In the PolarDB-X (formerly DRDS) Input Configuration dialog box, you can set the parameters.

Parameter	Description
Step Name	This is the name of the PolarDB-X input component. Dataphin automatically generates the step name, and you can also modify it according to the business scenario. The naming convention is as follows: Can only contain Chinese characters, letters, underscores (_), and numbers. Cannot exceed 64 characters.
Datasource	The data source drop-down list displays all PolarDB-X type data sources in the current Dataphin, including data sources for which you have read-through permission and those for which you do not. Click the icon to copy the current data source name. For data sources without read-through permission, you can click Request after the data source to request read-through permission. For more information, see Request, renew, and return data source permissions. If you do not have a PolarDB-X type data source, click Create to create a data source. For more information, see Create PolarDB-X data source.

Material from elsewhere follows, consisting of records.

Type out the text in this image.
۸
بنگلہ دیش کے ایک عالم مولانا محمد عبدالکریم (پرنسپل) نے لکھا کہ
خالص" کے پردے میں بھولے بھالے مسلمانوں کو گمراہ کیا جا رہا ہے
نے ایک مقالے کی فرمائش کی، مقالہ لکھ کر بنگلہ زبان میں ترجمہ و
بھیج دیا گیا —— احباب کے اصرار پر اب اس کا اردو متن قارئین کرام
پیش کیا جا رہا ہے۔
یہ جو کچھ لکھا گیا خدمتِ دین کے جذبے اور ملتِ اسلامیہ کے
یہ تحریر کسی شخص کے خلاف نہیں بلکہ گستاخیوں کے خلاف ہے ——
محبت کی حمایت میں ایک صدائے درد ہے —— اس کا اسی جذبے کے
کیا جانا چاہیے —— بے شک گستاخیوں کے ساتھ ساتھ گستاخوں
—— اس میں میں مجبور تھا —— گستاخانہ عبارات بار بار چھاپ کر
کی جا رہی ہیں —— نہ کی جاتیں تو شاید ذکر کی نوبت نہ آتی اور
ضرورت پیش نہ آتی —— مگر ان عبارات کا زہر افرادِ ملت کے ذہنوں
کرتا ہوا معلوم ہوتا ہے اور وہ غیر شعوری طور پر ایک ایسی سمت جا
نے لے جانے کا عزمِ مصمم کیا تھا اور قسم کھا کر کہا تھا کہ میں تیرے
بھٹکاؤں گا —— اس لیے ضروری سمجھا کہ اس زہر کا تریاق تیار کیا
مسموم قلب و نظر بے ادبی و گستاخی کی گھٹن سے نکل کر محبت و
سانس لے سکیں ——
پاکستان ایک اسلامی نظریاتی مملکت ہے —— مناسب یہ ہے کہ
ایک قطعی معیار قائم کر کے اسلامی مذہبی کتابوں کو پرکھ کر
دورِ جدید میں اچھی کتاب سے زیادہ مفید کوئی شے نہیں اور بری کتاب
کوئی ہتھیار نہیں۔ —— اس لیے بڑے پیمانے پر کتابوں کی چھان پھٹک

Table	Select the source table for data synchronization. You can enter a table name keyword to search or enter the exact table name and click Exact Search. After selecting a table, the system will automatically perform table status detection. Click the icon to copy the name of the currently selected table.
Batch Read Count (optional)	The number of records read at one time. When reading data from the source database, you can configure a specific batch read count (such as 1024 records) instead of reading one by one to reduce the number of interactions with the data source, improve I/O efficiency, and reduce network latency.
Input Filter (optional)	Configure the filter conditions for extracting data. Detailed configuration instructions are as follows: Configure Static Field: Extract the corresponding data, such as `ds=20211111`. Configure Variable Parameter: Extract a certain part of the data, such as `ds=${bizdate}`.
Output Fields	The output fields area displays all fields hit by the selected table and filter conditions. You can perform the following operations: Field Management: If you do not need to output certain fields to downstream components, you can delete the corresponding fields: Single Field Deletion Scenario: If you need to delete a small number of fields, you can click the icon under the operation column to delete the extra fields. Batch Field Deletion Scenario: If you need to delete many fields, you can click Field Management, select multiple fields in the Field Management dialog box, then click the shift left icon to move the selected input fields to the unselected input fields and click Confirm to complete the batch deletion of fields. Batch Add: Click Batch Add, supporting JSON, TEXT format, DDL format batch configuration. Note After batch addition is completed, clicking confirm will overwrite the configured field information. Batch configuration in JSON format, for example: `// Example: [{ "index": 1, "name": "id", "type": "int(10)", "mapType": "Long", "comment": "comment1" }, { "index": 2, "name": "user_name", "type": "varchar(255)", "mapType": "String", "comment": "comment2" }]` Note Index indicates the column number of the specified object, name indicates the field name after introduction, type indicates the field type after introduction. For example, `"index":3,"name":"user_id","type":"String"` indicates that the fourth column in the file is introduced, the field name is user_id, and the field type is String. Batch configuration in TEXT format, for example: `// Example: 1,id,int(10),Long,comment1 2,user_name,varchar(255),Long,comment2` The row delimiter is used to separate each field's information. The default is a line feed (\n), supporting line feed (\n), semicolon (;), and period (.). The column delimiter is used to separate the field name and field type. The default is a comma (,), supporting`','`. The field type can be omitted, defaulting to`','`. Batch configuration in DDL format, for example: `CREATE TABLE tablename ( user_id serial, username VARCHAR(50), password VARCHAR(50), email VARCHAR (255), created_on TIMESTAMP, );` Create New Output Field: Click +create New Output Field, fill in Column, Type, Comment according to the page prompts, and select Mapping Type. After completing the configuration of the current row, click the icon to save.

Click Confirm to finalize the PolarDB-X input component properties.